AA Edit | SC must reinforce 1991 Worship Act

By :  AA Edit
Update: 2024-12-08 19:26 GMT
The Supreme Court of India intervenes on petitions against the Places of Worship (Special Provisions) Act, aiming to settle the legal debate over the religious character of places of worship. (AA File Image)

After temporarily halting the exercise started by a section of Hindutva apparatchiks targeting a Mughal era mosque in Sambhal in Uttar Pradesh, the Supreme Court has followed up on it and formed a special bench to hear petitions against the Places of Worship (Special Provisions) Act, 1991. It’s a welcome decision. The cases will now come up for hearing this week itself.

The aim of the law was explained in detail by the government while moving it in Parliament: India comprises people of diverse origins and its history is bitter-sweet; it’s futile to go back, dig up the past and settle the accounts of bitterness in a spirit of adversity; and we as a nation should carry the sweetness of the past in the new spirit of constitutionalism and the fraternity it advocates.

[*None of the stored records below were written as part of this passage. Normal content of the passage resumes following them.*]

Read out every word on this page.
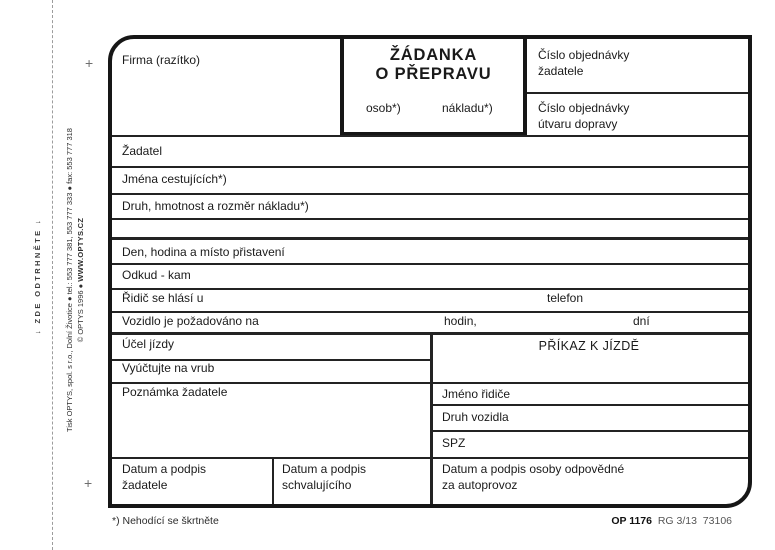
↓ ZDE ODTRHNĚTE ↓	Tisk OPTYS, spol. s r.o., Dolní Životice ● tel.: 553 777 381, 553 777 333 ● fax: 553 777 318 © OPTYS 1996 ● WWW.OPTYS.CZ
+
+
Firma (razítko)	ŽÁDANKA
O PŘEPRAVU
osob*)	nákladu*)
Číslo objednávky
žadatele
Číslo objednávky
útvaru dopravy
Žadatel
Jména cestujících*)
Druh, hmotnost a rozměr nákladu*)
Den, hodina a místo přistavení
Odkud - kam
Řidič se hlásí u	telefon
Vozidlo je požadováno na	hodin,	dní
Účel jízdy
Vyúčtujte na vrub
Poznámka žadatele
PŘÍKAZ K JÍZDĚ
Jméno řidiče
Druh vozidla
SPZ
Datum a podpis
žadatele
Datum a podpis
schvalujícího
Datum a podpis osoby odpovědné
za autoprovoz
*) Nehodící se škrtněte	OP 1176 RG 3/13 73106
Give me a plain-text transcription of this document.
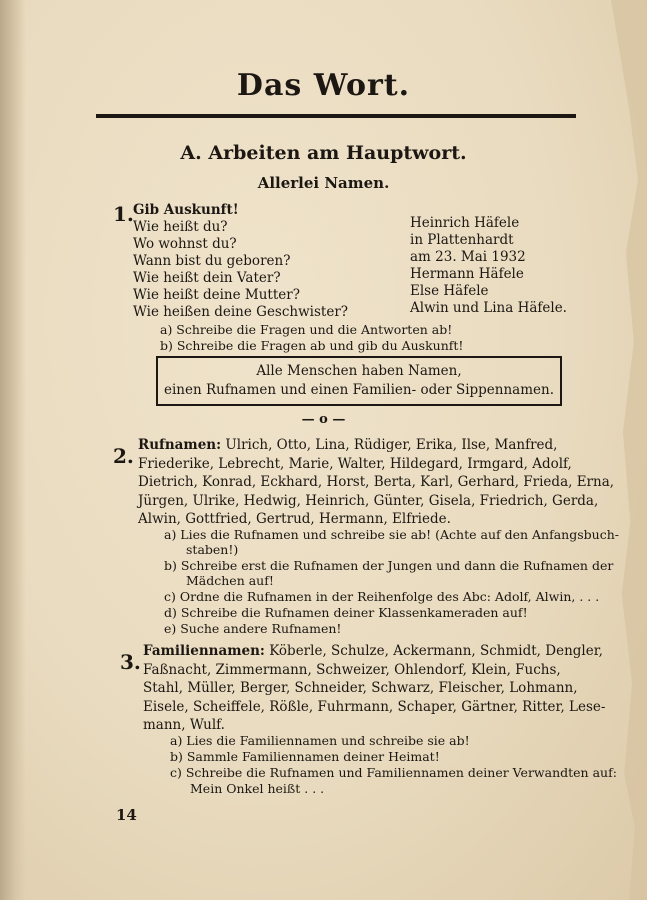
Das Wort.
A. Arbeiten am Hauptwort.
Allerlei Namen.
1. Gib Auskunft!
Wie heißt du?
Wo wohnst du?
Wann bist du geboren?
Wie heißt dein Vater?
Wie heißt deine Mutter?
Wie heißen deine Geschwister?
Heinrich Häfele
in Plattenhardt
am 23. Mai 1932
Hermann Häfele
Else Häfele
Alwin und Lina Häfele.
a) Schreibe die Fragen und die Antworten ab!
b) Schreibe die Fragen ab und gib du Auskunft!
Alle Menschen haben Namen,
einen Rufnamen und einen Familien- oder Sippennamen.
— o —
2. Rufnamen: Ulrich, Otto, Lina, Rüdiger, Erika, Ilse, Manfred,
Friederike, Lebrecht, Marie, Walter, Hildegard, Irmgard, Adolf,
Dietrich, Konrad, Eckhard, Horst, Berta, Karl, Gerhard, Frieda, Erna,
Jürgen, Ulrike, Hedwig, Heinrich, Günter, Gisela, Friedrich, Gerda,
Alwin, Gottfried, Gertrud, Hermann, Elfriede.
a) Lies die Rufnamen und schreibe sie ab! (Achte auf den Anfangsbuch-
staben!)
b) Schreibe erst die Rufnamen der Jungen und dann die Rufnamen der
Mädchen auf!
c) Ordne die Rufnamen in der Reihenfolge des Abc: Adolf, Alwin, . . .
d) Schreibe die Rufnamen deiner Klassenkameraden auf!
e) Suche andere Rufnamen!
3. Familiennamen: Köberle, Schulze, Ackermann, Schmidt, Dengler,
Faßnacht, Zimmermann, Schweizer, Ohlendorf, Klein, Fuchs,
Stahl, Müller, Berger, Schneider, Schwarz, Fleischer, Lohmann,
Eisele, Scheiffele, Rößle, Fuhrmann, Schaper, Gärtner, Ritter, Lese-
mann, Wulf.
a) Lies die Familiennamen und schreibe sie ab!
b) Sammle Familiennamen deiner Heimat!
c) Schreibe die Rufnamen und Familiennamen deiner Verwandten auf:
Mein Onkel heißt . . .
14
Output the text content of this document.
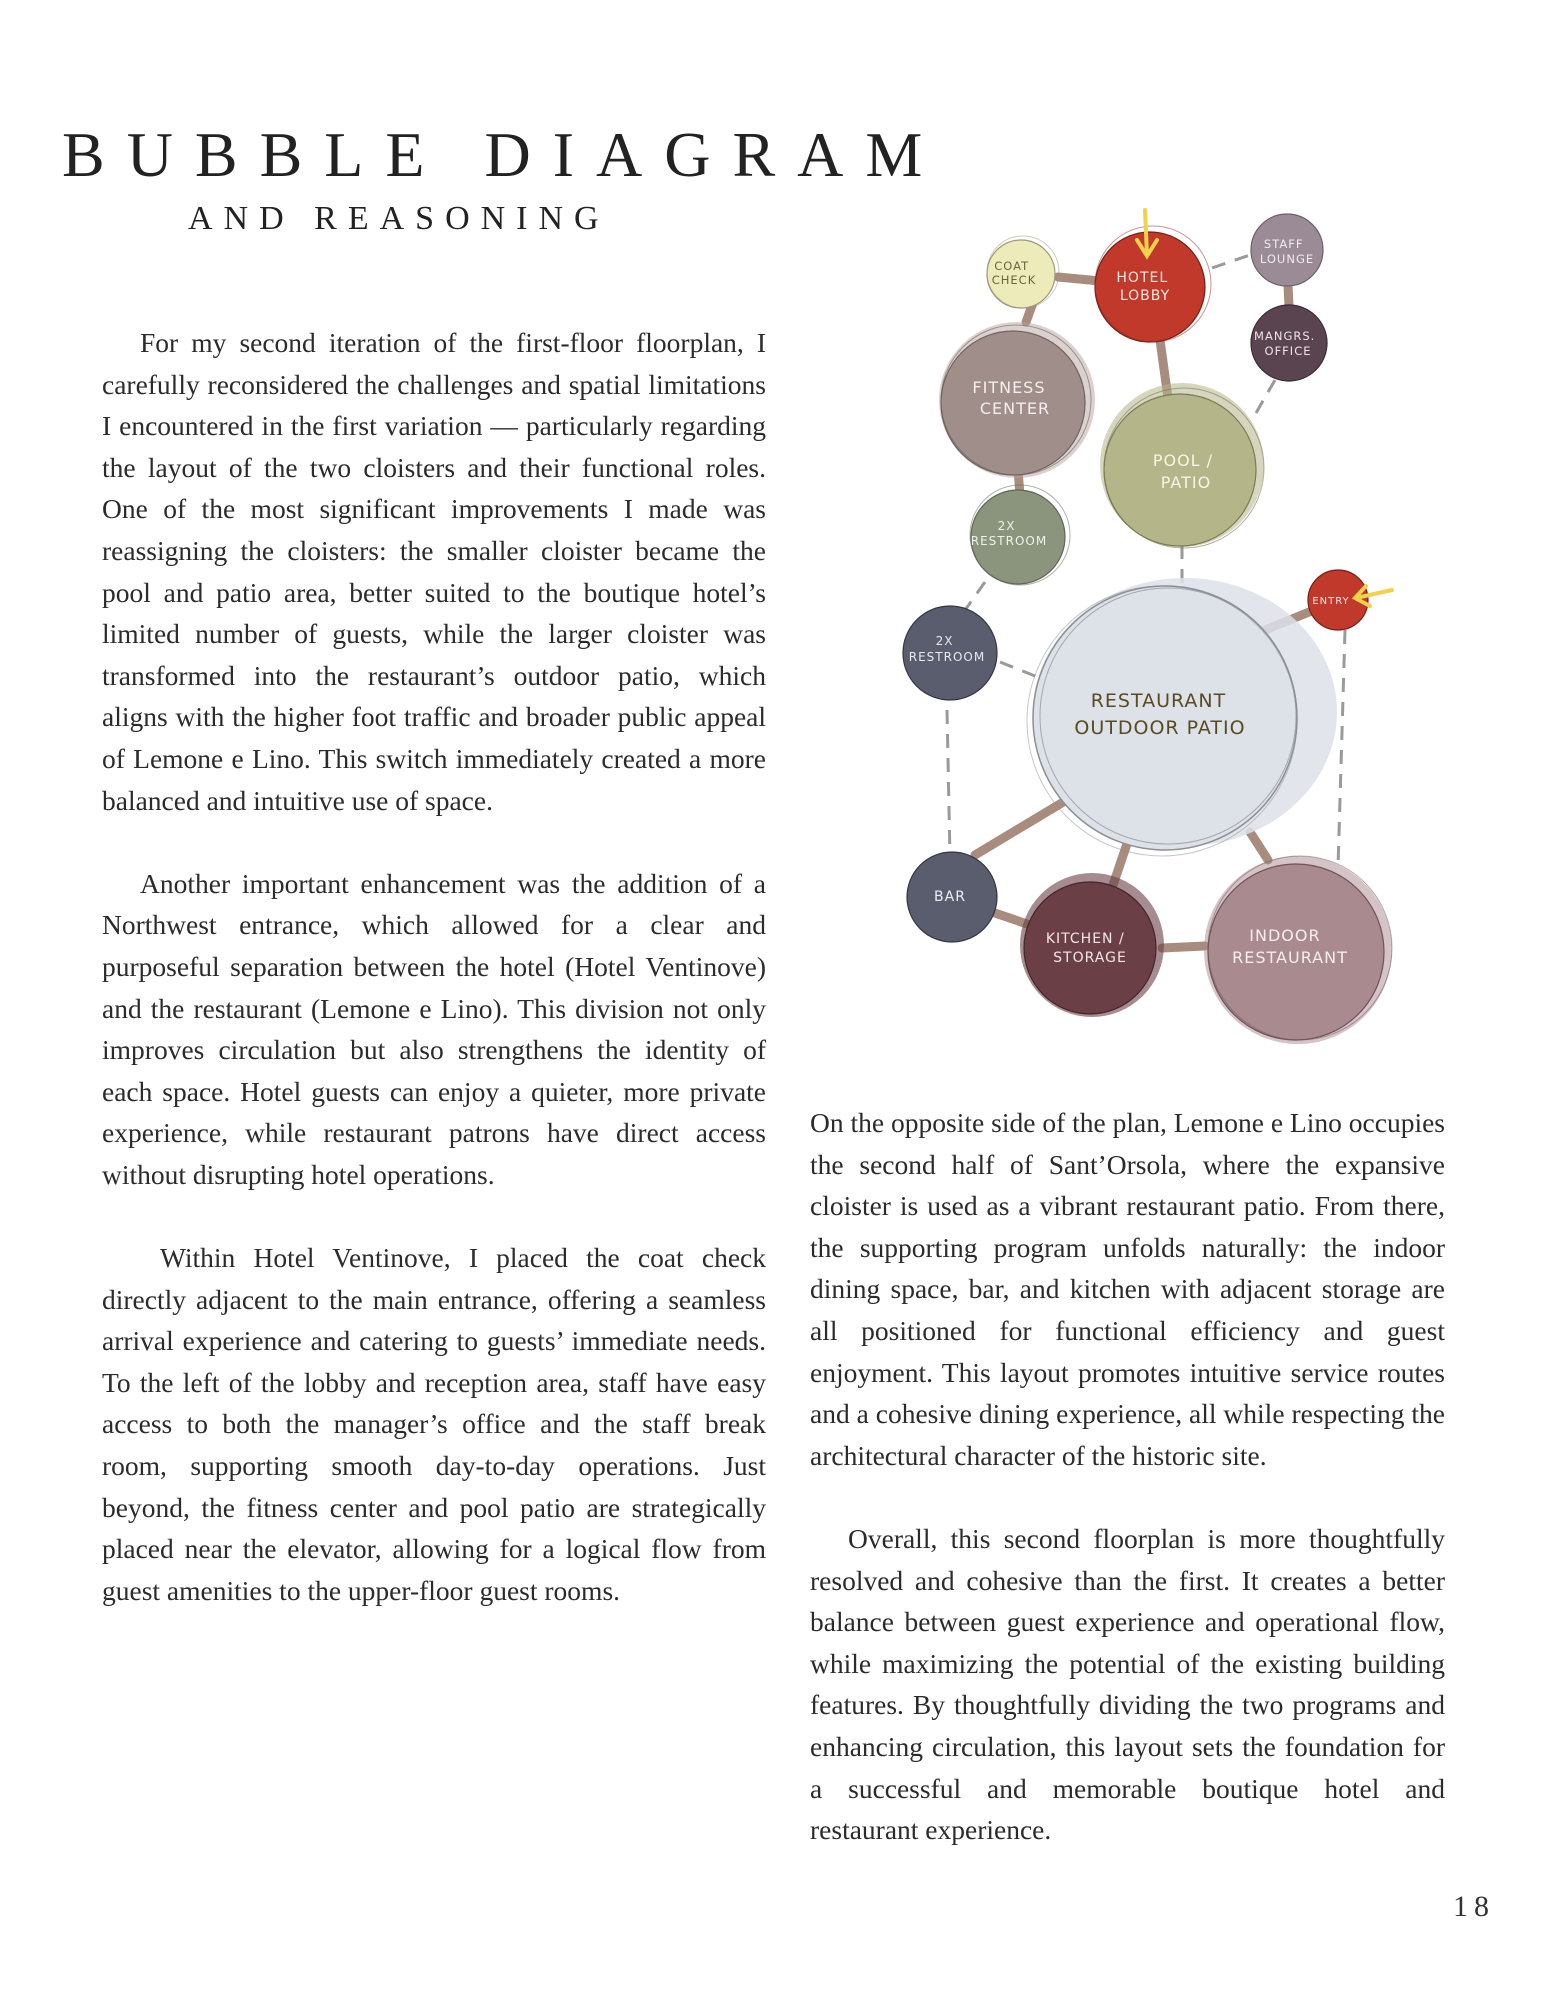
BUBBLE DIAGRAM
AND REASONING
RESTAURANT OUTDOOR PATIO
FITNESS CENTER
POOL / PATIO
COAT CHECK	HOTEL LOBBY
STAFF LOUNGE
MANGRS. OFFICE
2X RESTROOM
2X RESTROOM
ENTRY
BAR
KITCHEN / STORAGE
INDOOR RESTAURANT

For my second iteration of the first-floor floorplan, I carefully reconsidered the challenges and spatial limitations I encountered in the first variation — particularly regarding the layout of the two cloisters and their functional roles. One of the most significant improvements I made was reassigning the cloisters: the smaller cloister became the pool and patio area, better suited to the boutique hotel’s limited number of guests, while the larger cloister was transformed into the restaurant’s outdoor patio, which aligns with the higher foot traffic and broader public appeal of Lemone e Lino. This switch immediately created a more balanced and intuitive use of space.

Another important enhancement was the addition of a Northwest entrance, which allowed for a clear and purposeful separation between the hotel (Hotel Ventinove) and the restaurant (Lemone e Lino). This division not only improves circulation but also strengthens the identity of each space. Hotel guests can enjoy a quieter, more private experience, while restaurant patrons have direct access without disrupting hotel operations.

Within Hotel Ventinove, I placed the coat check directly adjacent to the main entrance, offering a seamless arrival experience and catering to guests’ immediate needs. To the left of the lobby and reception area, staff have easy access to both the manager’s office and the staff break room, supporting smooth day-to-day operations. Just beyond, the fitness center and pool patio are strategically placed near the elevator, allowing for a logical flow from guest amenities to the upper-floor guest rooms.

On the opposite side of the plan, Lemone e Lino occupies the second half of Sant’Orsola, where the expansive cloister is used as a vibrant restaurant patio. From there, the supporting program unfolds naturally: the indoor dining space, bar, and kitchen with adjacent storage are all positioned for functional efficiency and guest enjoyment. This layout promotes intuitive service routes and a cohesive dining experience, all while respecting the architectural character of the historic site.

Overall, this second floorplan is more thoughtfully resolved and cohesive than the first. It creates a better balance between guest experience and operational flow, while maximizing the potential of the existing building features. By thoughtfully dividing the two programs and enhancing circulation, this layout sets the foundation for a successful and memorable boutique hotel and restaurant experience.

18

The law set the threshold on August 15, 1947, for obvious reasons. It is no secret that the Parliament enacted it in the background of the acrimonious demand for razing the Babri Masjid and building a Ram temple in its place. It was aimed to protect the religious character of the other places of worship.

And while it is true that the religious character of a place can be protected only if it is determined, the law has provided no specific guidelines for the process to do so. Yet some smart alecks have come up with the curious notion that digging up a place of worship can throw light on its religious character as of 1947.

Now, conscientious courts could have dumped such an interpretation of the law at the very outset. For, digging up the past would defeat the very purpose of the law as well as the intent of the lawmakers who framed it, but it was not to be. Surveys and digging on the orders of courts have started at different parts of the country at a frenetic pace instead. It is also on the strength of a remark made by a former Chief Justice while hearing a related case.

This charade must end. Either Parliament or constitutional courts can amend or read down the Act, or everyone must follow the law. Undermining the law through nefarious means and underhanded ways will be detrimental to the very idea of the rule of law. A decision by the apex court will help clear the air.